Logo
Cell Annotation Platform
Sign In / Join

Anndata Requirements for Upload

This page contains the requirements for uploading AnnData files to CAP.

Cell Metadata (obs)

  • The file must contain the following fields in obs with the column names exactly as listed below.
  • These fields may not contain NA values.
FieldĀ name Type Accepted values
assay string

This must be the specific assay, not a generic term such as scRNA-seq or 10x sequencing. Accepted value examples: '10x 3' v2' or 'Smart-seq2'

disease string

This must be the specific disease term. Accepted value examples: 'glioblastoma' or 'Alzheimer disease' For healthy samples use 'normal' or 'healthy'

organism string

This must be the Latin (Genus species) name. Accepted value examples: 'Homo sapiens' or 'Mus musculus'

tissue string

The most accurate anatomical term for where the sample was collected from. Accepted value examples: 'retina' or 'heart left ventricle'

Optional obs field: clustering

  • NOTE: CAP has specific requirements to name the output of clustering within the AnnData obs field. This was adopted so that any saved clustering output could be unambiguously retrieved across all datasets.

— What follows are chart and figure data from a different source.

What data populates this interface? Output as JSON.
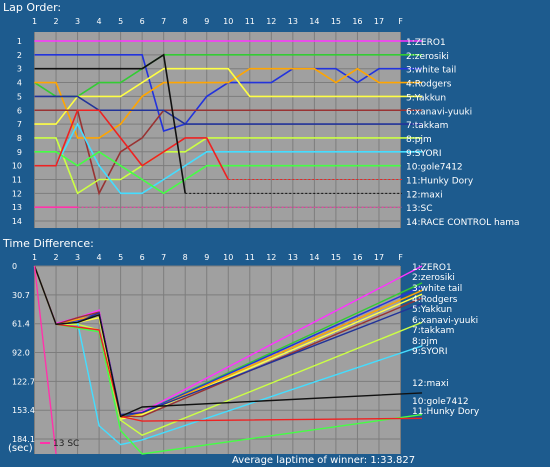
{
  "chart_data": [
    {
      "type": "line",
      "title": "Lap Order:",
      "x_ticks": [
        "1",
        "2",
        "3",
        "4",
        "5",
        "6",
        "7",
        "8",
        "9",
        "10",
        "11",
        "12",
        "13",
        "14",
        "15",
        "16",
        "17",
        "F"
      ],
      "y_ticks": [
        "1",
        "2",
        "3",
        "4",
        "5",
        "6",
        "7",
        "8",
        "9",
        "10",
        "11",
        "12",
        "13",
        "14"
      ],
      "ylim": [
        1,
        14
      ],
      "y_inverted": true,
      "grid": true,
      "series": [
        {
          "name": "1:ZERO1",
          "color": "#ff33ff",
          "x": [
            0,
            1,
            2,
            3,
            4,
            5,
            6,
            7,
            8,
            9,
            10,
            11,
            12,
            13,
            14,
            15,
            16,
            17,
            18
          ],
          "y": [
            1,
            1,
            1,
            1,
            1,
            1,
            1,
            1,
            1,
            1,
            1,
            1,
            1,
            1,
            1,
            1,
            1,
            1,
            1
          ]
        },
        {
          "name": "2:zerosiki",
          "color": "#33cc33",
          "x": [
            0,
            1,
            2,
            3,
            4,
            5,
            6,
            7,
            8,
            9,
            10,
            11,
            12,
            13,
            14,
            15,
            16,
            17,
            18
          ],
          "y": [
            4,
            5,
            5,
            4,
            4,
            3,
            2,
            2,
            2,
            2,
            2,
            2,
            2,
            2,
            2,
            2,
            2,
            2,
            2
          ]
        },
        {
          "name": "3:white tail",
          "color": "#2233dd",
          "x": [
            0,
            1,
            2,
            3,
            4,
            5,
            6,
            7,
            8,
            9,
            10,
            11,
            12,
            13,
            14,
            15,
            16,
            17,
            18
          ],
          "y": [
            2,
            2,
            2,
            2,
            2,
            2,
            7.5,
            7,
            5,
            4,
            4,
            4,
            3,
            3,
            3,
            4,
            3,
            3,
            3
          ]
        },
        {
          "name": "4:Rodgers",
          "color": "#ffa500",
          "x": [
            0,
            1,
            2,
            3,
            4,
            5,
            6,
            7,
            8,
            9,
            10,
            11,
            12,
            13,
            14,
            15,
            16,
            17,
            18
          ],
          "y": [
            4,
            4,
            8,
            8,
            7,
            5,
            4,
            4,
            4,
            4,
            3,
            3,
            3,
            3,
            4,
            3,
            4,
            4,
            4
          ]
        },
        {
          "name": "5:Yakkun",
          "color": "#ffff44",
          "x": [
            0,
            1,
            2,
            3,
            4,
            5,
            6,
            7,
            8,
            9,
            10,
            11,
            12,
            13,
            14,
            15,
            16,
            17,
            18
          ],
          "y": [
            7,
            7,
            5,
            5,
            5,
            4,
            3,
            3,
            3,
            3,
            5,
            5,
            5,
            5,
            5,
            5,
            5,
            5,
            5
          ]
        },
        {
          "name": "6:xanavi-yuuki",
          "color": "#993333",
          "x": [
            0,
            1,
            2,
            3,
            4,
            5,
            6,
            7,
            8,
            9,
            10,
            11,
            12,
            13,
            14,
            15,
            16,
            17,
            18
          ],
          "y": [
            6,
            6,
            6,
            12,
            9,
            8,
            6,
            6,
            6,
            6,
            6,
            6,
            6,
            6,
            6,
            6,
            6,
            6,
            6
          ]
        },
        {
          "name": "7:takkam",
          "color": "#223399",
          "x": [
            0,
            1,
            2,
            3,
            4,
            5,
            6,
            7,
            8,
            9,
            10,
            11,
            12,
            13,
            14,
            15,
            16,
            17,
            18
          ],
          "y": [
            5,
            5,
            5,
            6,
            6,
            6,
            6,
            7,
            7,
            7,
            7,
            7,
            7,
            7,
            7,
            7,
            7,
            7,
            7
          ]
        },
        {
          "name": "8:pjm",
          "color": "#ccff44",
          "x": [
            0,
            1,
            2,
            3,
            4,
            5,
            6,
            7,
            8,
            9,
            10,
            11,
            12,
            13,
            14,
            15,
            16,
            17,
            18
          ],
          "y": [
            8,
            8,
            12,
            11,
            11,
            10,
            9,
            9,
            8,
            8,
            8,
            8,
            8,
            8,
            8,
            8,
            8,
            8,
            8
          ]
        },
        {
          "name": "9:SYORI",
          "color": "#44ddff",
          "x": [
            0,
            1,
            2,
            3,
            4,
            5,
            6,
            7,
            8,
            9,
            10,
            11,
            12,
            13,
            14,
            15,
            16,
            17,
            18
          ],
          "y": [
            10,
            10,
            7,
            10,
            12,
            12,
            11,
            10,
            9,
            9,
            9,
            9,
            9,
            9,
            9,
            9,
            9,
            9,
            9
          ]
        },
        {
          "name": "10:gole7412",
          "color": "#44ff44",
          "x": [
            0,
            1,
            2,
            3,
            4,
            5,
            6,
            7,
            8,
            9,
            10,
            11,
            12,
            13,
            14,
            15,
            16,
            17
          ],
          "y": [
            9,
            9,
            10,
            9,
            10,
            11,
            12,
            11,
            10,
            10,
            10,
            10,
            10,
            10,
            10,
            10,
            10,
            10
          ]
        },
        {
          "name": "11:Hunky Dory",
          "color": "#ee2222",
          "x": [
            0,
            1,
            2,
            3,
            4,
            5,
            6,
            7,
            8,
            9
          ],
          "y": [
            10,
            10,
            6,
            6,
            8,
            10,
            9,
            8,
            8,
            11
          ]
        },
        {
          "name": "12:maxi",
          "color": "#111111",
          "x": [
            0,
            1,
            2,
            3,
            4,
            5,
            6,
            7
          ],
          "y": [
            3,
            3,
            3,
            3,
            3,
            3,
            2,
            12
          ]
        },
        {
          "name": "13:SC",
          "color": "#ff33aa",
          "x": [
            0,
            1,
            2
          ],
          "y": [
            13,
            13,
            13
          ]
        },
        {
          "name": "14:RACE CONTROL hama",
          "color": "#ffffff",
          "x": [],
          "y": []
        }
      ]
    },
    {
      "type": "line",
      "title": "Time Difference:",
      "x_ticks": [
        "1",
        "2",
        "3",
        "4",
        "5",
        "6",
        "7",
        "8",
        "9",
        "10",
        "11",
        "12",
        "13",
        "14",
        "15",
        "16",
        "17",
        "F"
      ],
      "y_ticks": [
        "0",
        "30.7",
        "61.4",
        "92.0",
        "122.7",
        "153.4",
        "184.1"
      ],
      "ylim": [
        0,
        200
      ],
      "y_inverted": true,
      "y_unit": "(sec)",
      "footer": "Average laptime of winner: 1:33.827",
      "grid": true,
      "series": [
        {
          "name": "1:ZERO1",
          "color": "#ff33ff",
          "x": [
            0,
            1,
            2,
            3,
            4,
            5,
            18
          ],
          "y": [
            0,
            61,
            55,
            47,
            159,
            155,
            0
          ]
        },
        {
          "name": "2:zerosiki",
          "color": "#33cc33",
          "x": [
            0,
            1,
            2,
            3,
            4,
            5,
            18
          ],
          "y": [
            0,
            62,
            60,
            52,
            160,
            156,
            18
          ]
        },
        {
          "name": "3:white tail",
          "color": "#2233dd",
          "x": [
            0,
            1,
            2,
            3,
            4,
            5,
            18
          ],
          "y": [
            0,
            62,
            58,
            50,
            161,
            156,
            22
          ]
        },
        {
          "name": "4:Rodgers",
          "color": "#ffa500",
          "x": [
            0,
            1,
            2,
            3,
            4,
            5,
            18
          ],
          "y": [
            0,
            62,
            57,
            52,
            162,
            157,
            26
          ]
        },
        {
          "name": "5:Yakkun",
          "color": "#ffff44",
          "x": [
            0,
            1,
            2,
            3,
            4,
            5,
            18
          ],
          "y": [
            0,
            62,
            60,
            55,
            163,
            158,
            30
          ]
        },
        {
          "name": "6:xanavi-yuuki",
          "color": "#993333",
          "x": [
            0,
            1,
            2,
            3,
            4,
            5,
            18
          ],
          "y": [
            0,
            62,
            55,
            49,
            160,
            160,
            34
          ]
        },
        {
          "name": "7:takkam",
          "color": "#223399",
          "x": [
            0,
            1,
            2,
            3,
            4,
            5,
            18
          ],
          "y": [
            0,
            62,
            60,
            50,
            158,
            156,
            40
          ]
        },
        {
          "name": "8:pjm",
          "color": "#ccff44",
          "x": [
            0,
            1,
            2,
            3,
            4,
            5,
            18
          ],
          "y": [
            0,
            62,
            62,
            68,
            164,
            180,
            60
          ]
        },
        {
          "name": "9:SYORI",
          "color": "#44ddff",
          "x": [
            0,
            1,
            2,
            3,
            4,
            5,
            18
          ],
          "y": [
            0,
            62,
            60,
            170,
            190,
            185,
            85
          ]
        },
        {
          "name": "10:gole7412",
          "color": "#44ff44",
          "x": [
            0,
            1,
            2,
            3,
            4,
            5,
            18
          ],
          "y": [
            0,
            62,
            66,
            70,
            175,
            200,
            158
          ]
        },
        {
          "name": "11:Hunky Dory",
          "color": "#ee2222",
          "x": [
            0,
            1,
            2,
            3,
            4,
            5,
            18
          ],
          "y": [
            0,
            62,
            65,
            68,
            160,
            165,
            162
          ]
        },
        {
          "name": "12:maxi",
          "color": "#111111",
          "x": [
            0,
            1,
            2,
            3,
            4,
            5,
            18
          ],
          "y": [
            0,
            62,
            60,
            52,
            160,
            150,
            135
          ]
        },
        {
          "name": "13 SC",
          "color": "#ff33aa",
          "x": [
            0,
            1
          ],
          "y": [
            0,
            200
          ]
        }
      ]
    }
  ]
}
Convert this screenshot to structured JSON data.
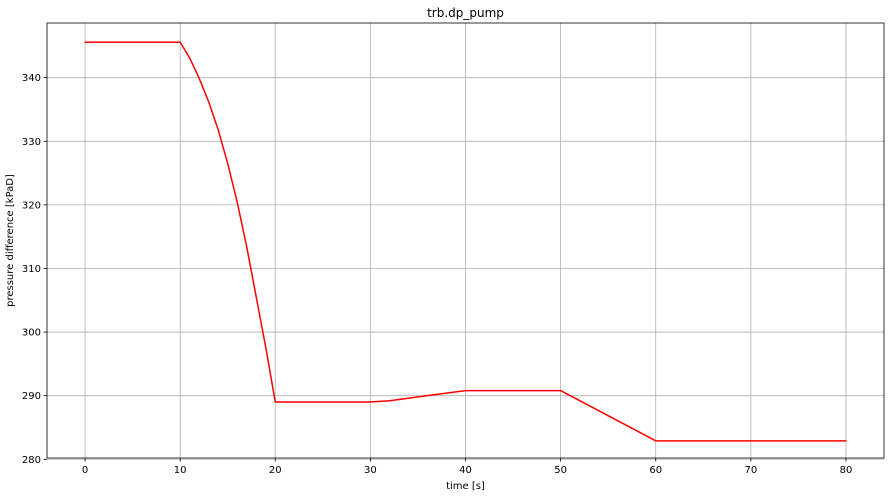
{
  "chart_data": {
    "type": "line",
    "title": "trb.dp_pump",
    "xlabel": "time [s]",
    "ylabel": "pressure difference [kPaD]",
    "xlim": [
      -4,
      84
    ],
    "ylim": [
      280.2,
      348.6
    ],
    "xticks": [
      0,
      10,
      20,
      30,
      40,
      50,
      60,
      70,
      80
    ],
    "yticks": [
      280,
      290,
      300,
      310,
      320,
      330,
      340
    ],
    "grid": true,
    "series": [
      {
        "color": "#ff0000",
        "x": [
          0,
          10,
          11,
          12,
          13,
          14,
          15,
          16,
          17,
          18,
          19,
          20,
          30,
          32,
          34,
          36,
          38,
          40,
          50,
          60,
          80
        ],
        "y": [
          345.6,
          345.6,
          343.1,
          339.9,
          336.2,
          331.8,
          326.5,
          320.4,
          313.4,
          305.5,
          297.6,
          289.0,
          289.0,
          289.2,
          289.6,
          290.0,
          290.4,
          290.8,
          290.8,
          282.9,
          282.9
        ]
      }
    ]
  }
}
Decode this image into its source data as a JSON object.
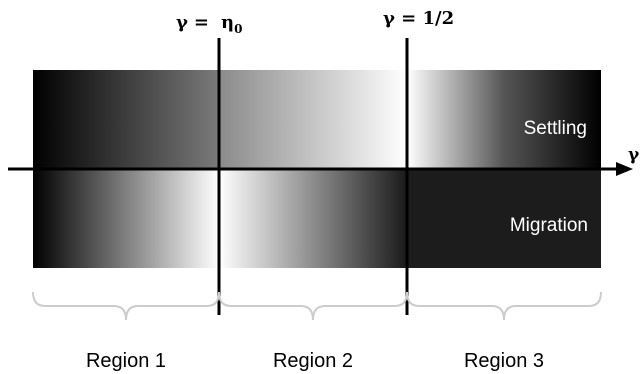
{
  "boundaries": {
    "left_symbol": "γ",
    "left_eq": "=",
    "left_value": "η",
    "left_value_sub": "0",
    "right_label": "γ = 1/2"
  },
  "axis": {
    "label": "γ"
  },
  "bands": {
    "top_label": "Settling",
    "bottom_label": "Migration"
  },
  "regions": [
    {
      "label": "Region 1"
    },
    {
      "label": "Region 2"
    },
    {
      "label": "Region 3"
    }
  ]
}
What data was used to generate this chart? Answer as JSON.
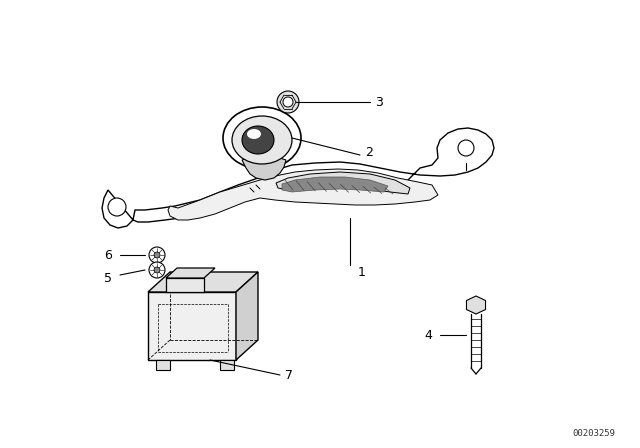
{
  "background_color": "#ffffff",
  "line_color": "#000000",
  "part_number_text": "00203259",
  "fig_width": 6.4,
  "fig_height": 4.48,
  "dpi": 100
}
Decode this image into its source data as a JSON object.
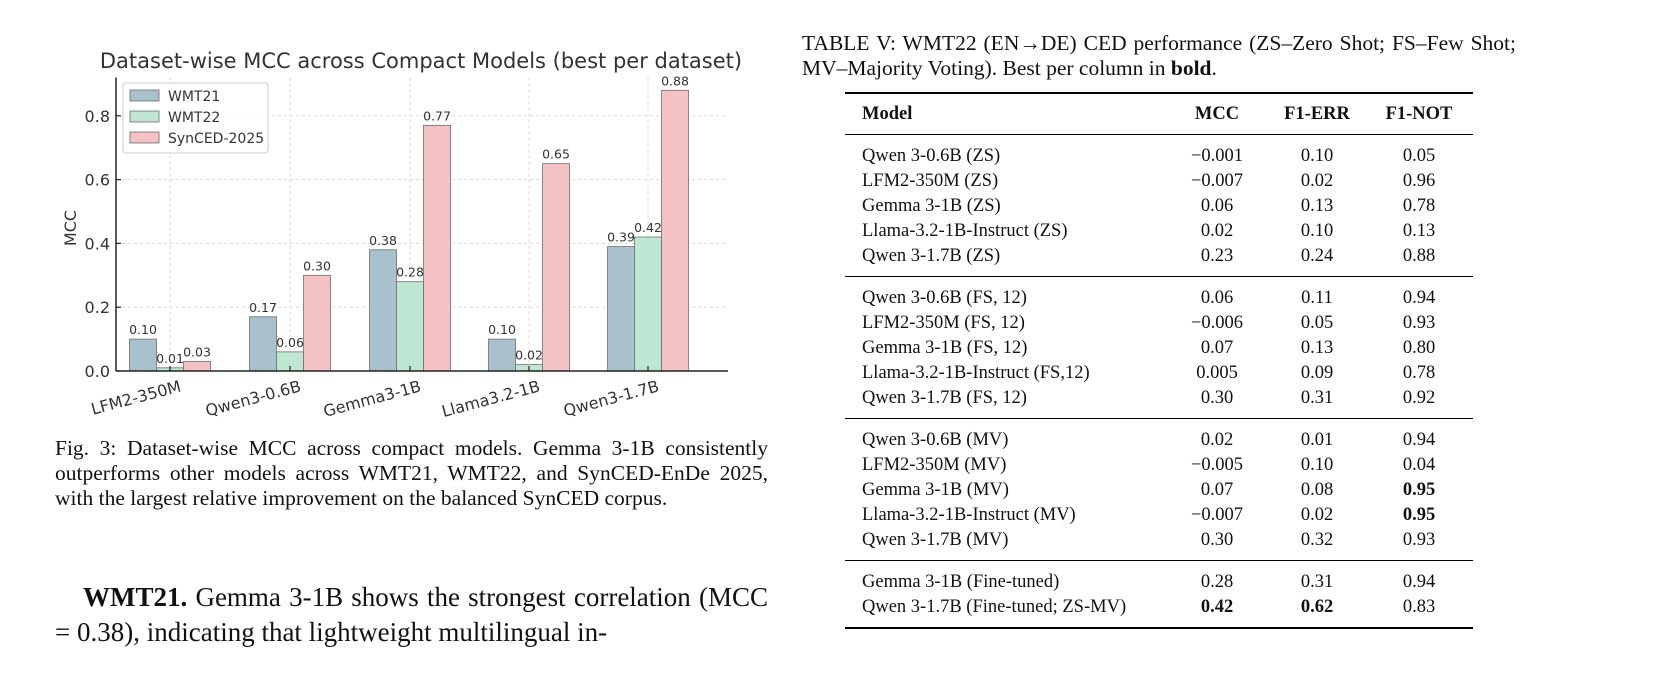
{
  "chart_data": {
    "type": "bar",
    "title": "Dataset-wise MCC across Compact Models (best per dataset)",
    "xlabel": "",
    "ylabel": "MCC",
    "ylim": [
      0,
      0.92
    ],
    "yticks": [
      "0.0",
      "0.2",
      "0.4",
      "0.6",
      "0.8"
    ],
    "ytick_values": [
      0.0,
      0.2,
      0.4,
      0.6,
      0.8
    ],
    "grid": true,
    "legend_position": "upper-left",
    "categories": [
      "LFM2-350M",
      "Qwen3-0.6B",
      "Gemma3-1B",
      "Llama3.2-1B",
      "Qwen3-1.7B"
    ],
    "series": [
      {
        "name": "WMT21",
        "color": "#a9c1cc",
        "values": [
          0.1,
          0.17,
          0.38,
          0.1,
          0.39
        ],
        "labels": [
          "0.10",
          "0.17",
          "0.38",
          "0.10",
          "0.39"
        ]
      },
      {
        "name": "WMT22",
        "color": "#bfe6d2",
        "values": [
          0.01,
          0.06,
          0.28,
          0.02,
          0.42
        ],
        "labels": [
          "0.01",
          "0.06",
          "0.28",
          "0.02",
          "0.42"
        ]
      },
      {
        "name": "SynCED-2025",
        "color": "#f4c2c4",
        "values": [
          0.03,
          0.3,
          0.77,
          0.65,
          0.88
        ],
        "labels": [
          "0.03",
          "0.30",
          "0.77",
          "0.65",
          "0.88"
        ]
      }
    ]
  },
  "figure": {
    "caption": "Fig. 3: Dataset-wise MCC across compact models. Gemma 3-1B consistently outperforms other models across WMT21, WMT22, and SynCED-EnDe 2025, with the largest relative improvement on the balanced SynCED corpus."
  },
  "body": {
    "heading": "WMT21.",
    "text": " Gemma 3-1B shows the strongest correlation (MCC = 0.38), indicating that lightweight multilingual in-"
  },
  "table": {
    "caption_prefix": "TABLE V: WMT22 (EN→DE) CED performance (ZS–Zero Shot; FS–Few Shot; MV–Majority Voting). Best per column in ",
    "caption_bold": "bold",
    "caption_suffix": ".",
    "headers": [
      "Model",
      "MCC",
      "F1-ERR",
      "F1-NOT"
    ],
    "groups": [
      {
        "rows": [
          {
            "model": "Qwen 3-0.6B (ZS)",
            "mcc": "−0.001",
            "f1_err": "0.10",
            "f1_not": "0.05"
          },
          {
            "model": "LFM2-350M (ZS)",
            "mcc": "−0.007",
            "f1_err": "0.02",
            "f1_not": "0.96"
          },
          {
            "model": "Gemma 3-1B (ZS)",
            "mcc": "0.06",
            "f1_err": "0.13",
            "f1_not": "0.78"
          },
          {
            "model": "Llama-3.2-1B-Instruct (ZS)",
            "mcc": "0.02",
            "f1_err": "0.10",
            "f1_not": "0.13"
          },
          {
            "model": "Qwen 3-1.7B (ZS)",
            "mcc": "0.23",
            "f1_err": "0.24",
            "f1_not": "0.88"
          }
        ]
      },
      {
        "rows": [
          {
            "model": "Qwen 3-0.6B (FS, 12)",
            "mcc": "0.06",
            "f1_err": "0.11",
            "f1_not": "0.94"
          },
          {
            "model": "LFM2-350M (FS, 12)",
            "mcc": "−0.006",
            "f1_err": "0.05",
            "f1_not": "0.93"
          },
          {
            "model": "Gemma 3-1B (FS, 12)",
            "mcc": "0.07",
            "f1_err": "0.13",
            "f1_not": "0.80"
          },
          {
            "model": "Llama-3.2-1B-Instruct (FS,12)",
            "mcc": "0.005",
            "f1_err": "0.09",
            "f1_not": "0.78"
          },
          {
            "model": "Qwen 3-1.7B (FS, 12)",
            "mcc": "0.30",
            "f1_err": "0.31",
            "f1_not": "0.92"
          }
        ]
      },
      {
        "rows": [
          {
            "model": "Qwen 3-0.6B (MV)",
            "mcc": "0.02",
            "f1_err": "0.01",
            "f1_not": "0.94"
          },
          {
            "model": "LFM2-350M (MV)",
            "mcc": "−0.005",
            "f1_err": "0.10",
            "f1_not": "0.04"
          },
          {
            "model": "Gemma 3-1B (MV)",
            "mcc": "0.07",
            "f1_err": "0.08",
            "f1_not": "0.95",
            "bold_f1_not": true
          },
          {
            "model": "Llama-3.2-1B-Instruct (MV)",
            "mcc": "−0.007",
            "f1_err": "0.02",
            "f1_not": "0.95",
            "bold_f1_not": true
          },
          {
            "model": "Qwen 3-1.7B (MV)",
            "mcc": "0.30",
            "f1_err": "0.32",
            "f1_not": "0.93"
          }
        ]
      },
      {
        "rows": [
          {
            "model": "Gemma 3-1B (Fine-tuned)",
            "mcc": "0.28",
            "f1_err": "0.31",
            "f1_not": "0.94"
          },
          {
            "model": "Qwen 3-1.7B (Fine-tuned; ZS-MV)",
            "mcc": "0.42",
            "f1_err": "0.62",
            "f1_not": "0.83",
            "bold_mcc": true,
            "bold_f1_err": true
          }
        ]
      }
    ]
  }
}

Users may save multiple resolutions of clustering (with any algorithmic approach they choose) in the file, as long as it adheres to the following rules:

  • Cluster fields are not required but if they are in the dataset they must be denoted with cluster, leiden or louvain.
  • If you wish to add a descriptive suffix, the prefix cluster must be used e.g. cluster + _ + [ALGORITHM_TYPE] + _ + [SUFFIX]
  • Examples of acceptable cluster column names are: louvain, cluster_leiden, cluster_louvain_precise3, cluster_leiden_broad etc.

Please refer to the Cell Annotation schema for more details.

Embedding (obsm)

  • At least one embedding, tSNE, UMAP or PCA, is required, and more than one may be included.
  • The embeddings(s) must be saved with the prefix X_, for example: X_tsne, X_pca, X_umap.
  • The embeddings(s) must be stored as an array and be in [n_cells x 2] shape.

Gene Metadata (var)

  • CAP requires that gene names be provided by ENSEMBL terms. These MUST be encoded in the index of the var fields following the AnnData standard.
  • var is a pandas.DataFrame object. ENSEMBL terms MUST be used to index these rows, i.e. pandas.DataFrame.index.
  • Note: the UI will convert the ENSEMBL terms to common gene names based on the organism specified. We currently support Homo sapiens and Mus musculus. If there are other species you wish to upload to CAP, please contact support@celltype.info and we will work to accommodate your request.

Count Matrix (X)

  • The file must contain a raw count matrix saved as .X or raw.X.
  • If the file contains a count matrix in .X the .raw layer must be empty.
  • The matrix must be a dense matrix or if sparse, in Compressed Sparse Row (CSR) format.

Dataset-wide Metadata (uns)

  • There are no requirements for fields in uns for uploading to CAP.